Levou a família consigo para onde ia "em missão" (será que é assim que se diz, ou ando a ver demasiada televisão?), sendo que viveu em África - Moçambique, salvo erro. A minha mãe passou aí parte da sua infância, enquanto a minha avó e as amigas faziam croché e conversavam. Foi baleado e fingiu de morto. A minha avó chegou mesmo a achar que ele tinha morrido, até ser descoberto. Não sei nada sobre a guerra, mas por alguma razão, evito o assunto. Parece que tenho um medo enorme e às vezes tenho a sensação de que vou viver uma guerra - embora nem saiba o que isso é.

Quero casar com alguém com a doçura e bondade que eu sentia quando estava com o meu avô. Ele lá teria os seus defeitos, mas eu era tão nova e estive tão pouco tempo com ele, que mal me apercebi deles. Gostava muito de um dia voltar a falar com ele, gostava que ele me contasse todas as suas histórias de criança, gostava de saber a sua perspectiva de vida. Mas também não pergunto a ninguém, porque o que os outros me contarem vai passar pela peneira da sua alma e não me vai chegar no estado que eu queria que chegasse - original.

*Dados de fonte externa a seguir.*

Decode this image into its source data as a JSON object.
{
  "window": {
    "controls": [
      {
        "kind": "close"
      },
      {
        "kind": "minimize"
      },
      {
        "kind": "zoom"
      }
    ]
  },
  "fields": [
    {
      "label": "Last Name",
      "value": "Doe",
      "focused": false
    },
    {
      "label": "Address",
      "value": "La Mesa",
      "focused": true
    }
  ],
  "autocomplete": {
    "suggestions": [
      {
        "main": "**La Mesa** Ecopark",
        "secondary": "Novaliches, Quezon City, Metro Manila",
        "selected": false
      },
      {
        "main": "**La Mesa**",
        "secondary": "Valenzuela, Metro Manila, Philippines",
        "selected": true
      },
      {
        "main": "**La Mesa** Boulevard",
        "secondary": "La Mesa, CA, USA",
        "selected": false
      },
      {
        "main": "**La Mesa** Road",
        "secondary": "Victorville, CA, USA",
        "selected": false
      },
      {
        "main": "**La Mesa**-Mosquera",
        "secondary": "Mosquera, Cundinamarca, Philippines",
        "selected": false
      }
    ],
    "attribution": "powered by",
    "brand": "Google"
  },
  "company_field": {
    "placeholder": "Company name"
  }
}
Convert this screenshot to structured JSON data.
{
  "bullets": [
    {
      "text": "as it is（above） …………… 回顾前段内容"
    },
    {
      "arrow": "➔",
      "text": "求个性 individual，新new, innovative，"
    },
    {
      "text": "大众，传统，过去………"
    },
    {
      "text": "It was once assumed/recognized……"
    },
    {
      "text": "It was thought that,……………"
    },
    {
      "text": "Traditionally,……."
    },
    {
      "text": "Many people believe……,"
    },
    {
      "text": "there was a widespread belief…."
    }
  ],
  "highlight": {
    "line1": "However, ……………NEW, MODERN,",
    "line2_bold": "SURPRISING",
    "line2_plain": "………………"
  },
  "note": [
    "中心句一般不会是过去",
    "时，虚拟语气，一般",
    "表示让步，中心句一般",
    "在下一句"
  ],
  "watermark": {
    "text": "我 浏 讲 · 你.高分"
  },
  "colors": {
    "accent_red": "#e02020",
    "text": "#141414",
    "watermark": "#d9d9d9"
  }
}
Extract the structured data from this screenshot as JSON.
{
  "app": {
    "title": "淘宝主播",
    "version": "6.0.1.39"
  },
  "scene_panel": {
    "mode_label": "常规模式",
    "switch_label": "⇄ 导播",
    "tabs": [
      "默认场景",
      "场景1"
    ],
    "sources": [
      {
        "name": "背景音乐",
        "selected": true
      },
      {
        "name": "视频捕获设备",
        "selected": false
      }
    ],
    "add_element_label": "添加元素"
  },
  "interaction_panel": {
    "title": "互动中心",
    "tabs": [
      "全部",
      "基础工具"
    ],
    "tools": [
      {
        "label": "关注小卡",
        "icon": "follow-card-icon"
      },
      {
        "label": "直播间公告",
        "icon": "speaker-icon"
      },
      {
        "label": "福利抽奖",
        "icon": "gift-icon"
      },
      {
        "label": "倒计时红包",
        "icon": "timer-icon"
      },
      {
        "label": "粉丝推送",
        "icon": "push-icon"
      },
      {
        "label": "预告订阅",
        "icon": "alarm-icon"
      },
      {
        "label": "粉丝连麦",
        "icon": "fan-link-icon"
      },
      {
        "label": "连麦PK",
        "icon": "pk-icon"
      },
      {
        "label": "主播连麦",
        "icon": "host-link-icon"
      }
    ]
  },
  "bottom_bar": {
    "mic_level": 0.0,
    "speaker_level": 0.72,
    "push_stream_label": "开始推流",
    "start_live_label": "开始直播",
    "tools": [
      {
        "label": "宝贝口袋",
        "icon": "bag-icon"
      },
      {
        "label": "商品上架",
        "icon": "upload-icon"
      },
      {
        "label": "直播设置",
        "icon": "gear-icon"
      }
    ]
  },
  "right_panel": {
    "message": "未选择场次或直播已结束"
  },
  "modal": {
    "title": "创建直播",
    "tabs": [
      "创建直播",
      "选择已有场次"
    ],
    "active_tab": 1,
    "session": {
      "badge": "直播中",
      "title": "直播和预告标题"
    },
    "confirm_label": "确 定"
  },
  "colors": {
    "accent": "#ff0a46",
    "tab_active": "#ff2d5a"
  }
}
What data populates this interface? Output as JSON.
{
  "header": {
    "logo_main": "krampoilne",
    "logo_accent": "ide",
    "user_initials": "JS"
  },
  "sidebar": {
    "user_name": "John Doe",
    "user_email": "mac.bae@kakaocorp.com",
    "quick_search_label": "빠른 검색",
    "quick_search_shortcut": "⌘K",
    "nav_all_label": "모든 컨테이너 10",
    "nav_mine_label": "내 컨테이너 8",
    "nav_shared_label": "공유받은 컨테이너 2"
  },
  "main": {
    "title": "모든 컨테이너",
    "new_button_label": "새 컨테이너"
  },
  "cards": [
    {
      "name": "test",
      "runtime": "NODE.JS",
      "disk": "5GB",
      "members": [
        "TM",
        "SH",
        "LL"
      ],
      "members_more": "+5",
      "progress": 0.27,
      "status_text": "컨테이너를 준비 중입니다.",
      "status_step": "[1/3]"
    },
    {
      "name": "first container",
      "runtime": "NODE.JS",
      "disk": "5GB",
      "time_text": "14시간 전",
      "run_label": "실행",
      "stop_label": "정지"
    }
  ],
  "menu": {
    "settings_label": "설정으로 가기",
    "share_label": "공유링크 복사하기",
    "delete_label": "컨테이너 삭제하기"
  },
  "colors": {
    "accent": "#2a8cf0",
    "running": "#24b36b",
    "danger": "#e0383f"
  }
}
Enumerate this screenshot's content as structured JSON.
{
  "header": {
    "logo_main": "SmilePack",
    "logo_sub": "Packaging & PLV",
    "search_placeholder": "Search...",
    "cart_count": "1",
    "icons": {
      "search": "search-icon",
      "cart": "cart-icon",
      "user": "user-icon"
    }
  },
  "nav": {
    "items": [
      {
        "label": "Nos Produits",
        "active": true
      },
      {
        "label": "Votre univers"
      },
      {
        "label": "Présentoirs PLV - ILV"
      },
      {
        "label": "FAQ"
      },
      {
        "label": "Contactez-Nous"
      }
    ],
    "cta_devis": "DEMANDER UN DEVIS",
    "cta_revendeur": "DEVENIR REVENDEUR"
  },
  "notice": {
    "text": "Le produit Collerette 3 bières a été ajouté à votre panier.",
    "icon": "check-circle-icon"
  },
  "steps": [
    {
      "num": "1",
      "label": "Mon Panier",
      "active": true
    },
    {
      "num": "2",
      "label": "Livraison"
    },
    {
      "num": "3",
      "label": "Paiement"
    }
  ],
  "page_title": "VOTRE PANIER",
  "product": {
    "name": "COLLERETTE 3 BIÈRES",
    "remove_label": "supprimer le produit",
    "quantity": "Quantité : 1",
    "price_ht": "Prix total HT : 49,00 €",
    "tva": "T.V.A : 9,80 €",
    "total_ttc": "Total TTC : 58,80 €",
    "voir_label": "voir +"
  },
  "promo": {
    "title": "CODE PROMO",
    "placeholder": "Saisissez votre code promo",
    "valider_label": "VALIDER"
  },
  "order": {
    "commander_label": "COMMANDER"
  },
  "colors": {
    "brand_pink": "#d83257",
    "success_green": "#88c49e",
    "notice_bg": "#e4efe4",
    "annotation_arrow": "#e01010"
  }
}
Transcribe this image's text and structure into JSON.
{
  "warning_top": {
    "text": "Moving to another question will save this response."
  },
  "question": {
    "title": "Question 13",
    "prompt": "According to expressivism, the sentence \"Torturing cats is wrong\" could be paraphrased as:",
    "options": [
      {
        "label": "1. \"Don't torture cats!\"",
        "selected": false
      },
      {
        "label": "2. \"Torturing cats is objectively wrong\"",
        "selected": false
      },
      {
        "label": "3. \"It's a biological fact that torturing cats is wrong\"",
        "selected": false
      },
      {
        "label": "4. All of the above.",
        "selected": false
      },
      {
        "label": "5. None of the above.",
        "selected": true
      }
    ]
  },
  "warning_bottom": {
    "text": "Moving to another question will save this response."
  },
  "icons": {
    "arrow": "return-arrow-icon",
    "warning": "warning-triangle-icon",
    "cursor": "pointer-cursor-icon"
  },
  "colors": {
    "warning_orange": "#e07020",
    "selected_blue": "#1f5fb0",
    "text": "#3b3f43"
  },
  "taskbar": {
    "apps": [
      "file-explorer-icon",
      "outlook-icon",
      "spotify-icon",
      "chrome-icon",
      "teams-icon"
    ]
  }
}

Foi o meu avô que me ensinou a nadar. Ele praticava natação e treinava pessoas para entrarem no exército. Lembro-me bem de montar nos baloiços (que construiu para mim) uma espécie de ferros de musculação, para se exercitar de manhã.
Tenho também a sensação de que ele já não gostava da minha avó e só se manteve com ela por uma qualquer questão que eu não consigo desvendar. Nem quero, de facto. Prefiro, neste caso, a ignorância. Até porque a minha avó, que está viva (e ainda bem!), está feliz e eu quero continuar a vê-la com estes olhos ignorantes do que com uns olhos toldados pelas histórias ou motivos que eu possa inventar.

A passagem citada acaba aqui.